Tracking waste, Armbuster says, has proven to be the most challenging aspect of implementation because it means properly training their 460,000-member workforce to become more aware of where waste occurs. Zero Hunger | Zero Waste is now part of new hire orientation and regular training.

Also important, she adds, is customer engagement, promoting awareness through offering waste reduction tips, information about the labeling system and discounts on aesthetically imperfect food. For example, shoppers will find slightly bruised fruit placed on discount stands for a fraction of the original cost.

“Our customers love this program,” Armbruster says. “They’re able to get things cheaper, which helps them fit it into their budget, and it’s kind of a fun game for them to play to see what’s there each and every day. We’re always replenishing that stock.”

A history of helping out

Armbruster says that, since its founding when Bernard Kroger would hand bread out to hurricane victims, the company has been dedicated to reducing hunger. But recently, they started to recognize the role their own practices played.

“We realized we couldn’t be a company committed to ending hunger if we were a company that was throwing food away,” she said. “So, we decided to do everything we could and use all of our resources and power to stop food waste. And it’s been incredibly successful.”

That’s not to say that Greenfield wouldn’t still find quality product in a Kroger dumpster. 

“It’s a journey,” Armbruster says. “You’ll see that reflected in the fact that we only estimate we’re capturing 40 percent of the food waste in our stores and the rest still ends up in landfill.

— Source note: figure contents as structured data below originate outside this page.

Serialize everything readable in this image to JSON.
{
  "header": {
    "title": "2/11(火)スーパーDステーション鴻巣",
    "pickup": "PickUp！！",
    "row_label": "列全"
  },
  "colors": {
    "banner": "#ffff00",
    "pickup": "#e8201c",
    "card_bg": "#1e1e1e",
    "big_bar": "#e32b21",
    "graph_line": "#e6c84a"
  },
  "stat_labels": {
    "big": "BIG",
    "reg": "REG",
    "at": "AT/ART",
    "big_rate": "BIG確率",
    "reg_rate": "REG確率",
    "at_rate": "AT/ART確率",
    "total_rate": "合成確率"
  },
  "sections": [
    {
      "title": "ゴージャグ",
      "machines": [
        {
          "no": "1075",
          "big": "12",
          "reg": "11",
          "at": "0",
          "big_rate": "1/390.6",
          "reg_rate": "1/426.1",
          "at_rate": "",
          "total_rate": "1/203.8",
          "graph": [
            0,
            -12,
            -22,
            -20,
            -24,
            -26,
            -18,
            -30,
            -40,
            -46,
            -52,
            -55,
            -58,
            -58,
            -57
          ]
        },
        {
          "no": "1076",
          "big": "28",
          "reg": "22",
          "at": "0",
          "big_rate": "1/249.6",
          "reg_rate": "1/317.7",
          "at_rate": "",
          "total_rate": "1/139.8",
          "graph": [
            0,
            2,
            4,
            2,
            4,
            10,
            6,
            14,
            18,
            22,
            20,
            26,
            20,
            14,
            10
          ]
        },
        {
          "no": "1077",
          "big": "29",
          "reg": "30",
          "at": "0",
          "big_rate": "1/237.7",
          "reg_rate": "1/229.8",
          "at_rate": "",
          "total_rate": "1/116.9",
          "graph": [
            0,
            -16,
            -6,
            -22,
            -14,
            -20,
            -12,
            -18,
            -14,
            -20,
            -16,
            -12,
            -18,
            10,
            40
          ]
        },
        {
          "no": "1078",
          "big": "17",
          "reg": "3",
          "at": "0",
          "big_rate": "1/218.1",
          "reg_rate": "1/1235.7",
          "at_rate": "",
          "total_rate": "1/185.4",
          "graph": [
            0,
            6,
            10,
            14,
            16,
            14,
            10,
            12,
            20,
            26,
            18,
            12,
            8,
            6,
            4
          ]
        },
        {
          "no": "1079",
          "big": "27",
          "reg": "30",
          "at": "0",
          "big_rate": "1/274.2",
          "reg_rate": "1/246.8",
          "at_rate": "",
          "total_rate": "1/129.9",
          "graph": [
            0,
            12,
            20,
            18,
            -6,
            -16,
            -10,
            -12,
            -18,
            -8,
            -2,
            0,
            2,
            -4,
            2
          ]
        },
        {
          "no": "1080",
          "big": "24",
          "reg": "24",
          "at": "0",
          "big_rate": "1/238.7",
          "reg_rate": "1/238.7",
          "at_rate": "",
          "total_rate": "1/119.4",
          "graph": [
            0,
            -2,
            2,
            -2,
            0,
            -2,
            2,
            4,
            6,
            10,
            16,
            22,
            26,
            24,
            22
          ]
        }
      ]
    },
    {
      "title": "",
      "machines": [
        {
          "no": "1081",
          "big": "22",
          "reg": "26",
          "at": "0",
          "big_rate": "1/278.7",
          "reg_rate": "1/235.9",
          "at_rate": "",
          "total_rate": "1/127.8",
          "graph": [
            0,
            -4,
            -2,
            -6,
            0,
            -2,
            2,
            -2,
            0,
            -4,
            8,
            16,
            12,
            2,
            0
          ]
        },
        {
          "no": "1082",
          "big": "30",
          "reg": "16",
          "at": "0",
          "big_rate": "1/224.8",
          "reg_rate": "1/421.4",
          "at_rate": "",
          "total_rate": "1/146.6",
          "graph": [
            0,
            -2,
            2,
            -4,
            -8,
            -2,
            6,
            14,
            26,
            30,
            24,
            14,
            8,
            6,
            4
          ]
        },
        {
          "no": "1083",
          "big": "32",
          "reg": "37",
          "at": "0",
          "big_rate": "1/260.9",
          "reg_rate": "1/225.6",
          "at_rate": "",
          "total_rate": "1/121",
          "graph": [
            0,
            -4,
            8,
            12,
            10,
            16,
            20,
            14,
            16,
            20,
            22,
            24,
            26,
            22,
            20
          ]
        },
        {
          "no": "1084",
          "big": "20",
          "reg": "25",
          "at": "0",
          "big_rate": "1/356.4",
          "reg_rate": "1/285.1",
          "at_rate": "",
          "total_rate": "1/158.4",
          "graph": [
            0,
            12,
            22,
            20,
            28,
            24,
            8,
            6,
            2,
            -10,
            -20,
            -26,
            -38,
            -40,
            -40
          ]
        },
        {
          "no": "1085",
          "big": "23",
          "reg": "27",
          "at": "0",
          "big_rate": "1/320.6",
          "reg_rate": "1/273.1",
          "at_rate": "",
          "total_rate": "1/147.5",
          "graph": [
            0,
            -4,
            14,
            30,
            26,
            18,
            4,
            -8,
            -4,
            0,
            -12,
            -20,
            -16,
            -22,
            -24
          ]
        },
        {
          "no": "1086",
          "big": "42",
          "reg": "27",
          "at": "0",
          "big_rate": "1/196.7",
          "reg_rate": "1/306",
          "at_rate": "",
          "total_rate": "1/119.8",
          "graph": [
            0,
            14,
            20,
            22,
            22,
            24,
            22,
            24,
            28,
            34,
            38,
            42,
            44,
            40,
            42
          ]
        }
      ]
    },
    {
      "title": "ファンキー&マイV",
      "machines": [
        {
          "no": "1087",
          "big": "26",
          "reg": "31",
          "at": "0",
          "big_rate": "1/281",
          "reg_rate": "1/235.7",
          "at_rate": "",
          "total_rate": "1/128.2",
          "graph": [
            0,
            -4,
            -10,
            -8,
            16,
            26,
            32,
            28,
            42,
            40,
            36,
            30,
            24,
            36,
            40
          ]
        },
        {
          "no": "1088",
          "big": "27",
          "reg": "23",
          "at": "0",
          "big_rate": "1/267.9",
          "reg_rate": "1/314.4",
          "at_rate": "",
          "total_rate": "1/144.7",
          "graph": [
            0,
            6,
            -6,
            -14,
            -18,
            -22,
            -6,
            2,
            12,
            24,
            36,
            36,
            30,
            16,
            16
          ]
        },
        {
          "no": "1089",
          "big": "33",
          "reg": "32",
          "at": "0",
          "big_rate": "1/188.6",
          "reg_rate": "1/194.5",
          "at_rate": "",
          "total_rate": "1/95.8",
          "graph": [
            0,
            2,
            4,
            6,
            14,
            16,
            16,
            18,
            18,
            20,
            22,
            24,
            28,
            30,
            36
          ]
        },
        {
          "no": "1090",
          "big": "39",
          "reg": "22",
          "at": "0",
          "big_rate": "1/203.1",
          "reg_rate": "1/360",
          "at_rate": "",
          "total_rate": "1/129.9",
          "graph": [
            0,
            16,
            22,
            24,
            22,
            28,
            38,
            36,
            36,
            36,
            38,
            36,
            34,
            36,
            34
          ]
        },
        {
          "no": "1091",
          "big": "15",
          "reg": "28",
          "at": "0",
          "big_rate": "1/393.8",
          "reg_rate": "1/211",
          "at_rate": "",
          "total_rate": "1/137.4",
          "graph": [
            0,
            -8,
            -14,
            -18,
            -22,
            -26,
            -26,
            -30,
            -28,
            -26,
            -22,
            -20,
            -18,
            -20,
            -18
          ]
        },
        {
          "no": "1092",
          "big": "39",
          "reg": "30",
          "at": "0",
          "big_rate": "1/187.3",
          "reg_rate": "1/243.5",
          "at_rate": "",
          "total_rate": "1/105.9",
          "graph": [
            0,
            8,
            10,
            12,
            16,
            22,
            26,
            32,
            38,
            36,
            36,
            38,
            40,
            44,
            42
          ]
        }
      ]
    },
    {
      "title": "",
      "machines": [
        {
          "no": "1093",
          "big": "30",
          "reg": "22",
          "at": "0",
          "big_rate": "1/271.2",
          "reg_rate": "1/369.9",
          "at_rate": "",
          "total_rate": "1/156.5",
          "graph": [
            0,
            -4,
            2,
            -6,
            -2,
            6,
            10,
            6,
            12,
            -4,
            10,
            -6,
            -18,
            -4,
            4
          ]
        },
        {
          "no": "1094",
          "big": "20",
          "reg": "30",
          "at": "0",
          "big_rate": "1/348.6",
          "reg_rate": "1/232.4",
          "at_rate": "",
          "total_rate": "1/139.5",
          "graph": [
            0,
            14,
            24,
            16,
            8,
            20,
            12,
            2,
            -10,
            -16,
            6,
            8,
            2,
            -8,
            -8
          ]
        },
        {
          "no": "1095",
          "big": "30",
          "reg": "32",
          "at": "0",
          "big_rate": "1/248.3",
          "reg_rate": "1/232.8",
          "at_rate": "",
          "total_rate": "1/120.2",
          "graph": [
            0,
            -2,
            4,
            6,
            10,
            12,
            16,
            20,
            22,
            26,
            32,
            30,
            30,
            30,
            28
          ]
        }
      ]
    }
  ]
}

But I would say you definitely would see a much different assortment in there now than you would have three years ago or even one to two years ago.”

Neff says the efforts do appear to be a good start, but she argues there is a need for better research-supported public policies, particularly ones that focus on incentivizing people at each level to buy less of what they won’t consume, thereby reducing how many resources are spent on the food in the first place.

“If people just start composting more, they might think they’ve done enough and may not necessarily put effort into prevention in the first place,” she says. “Waste bans or changing the cost of discarding will motivate people through the supply chain to think of ways to reduce the amount that they discard.” 

According to Armbruster, the company is open to “opportunities to partner with leaders who want to make legislation but we’re moving forward either way and I think we’re making a big headway on our own.”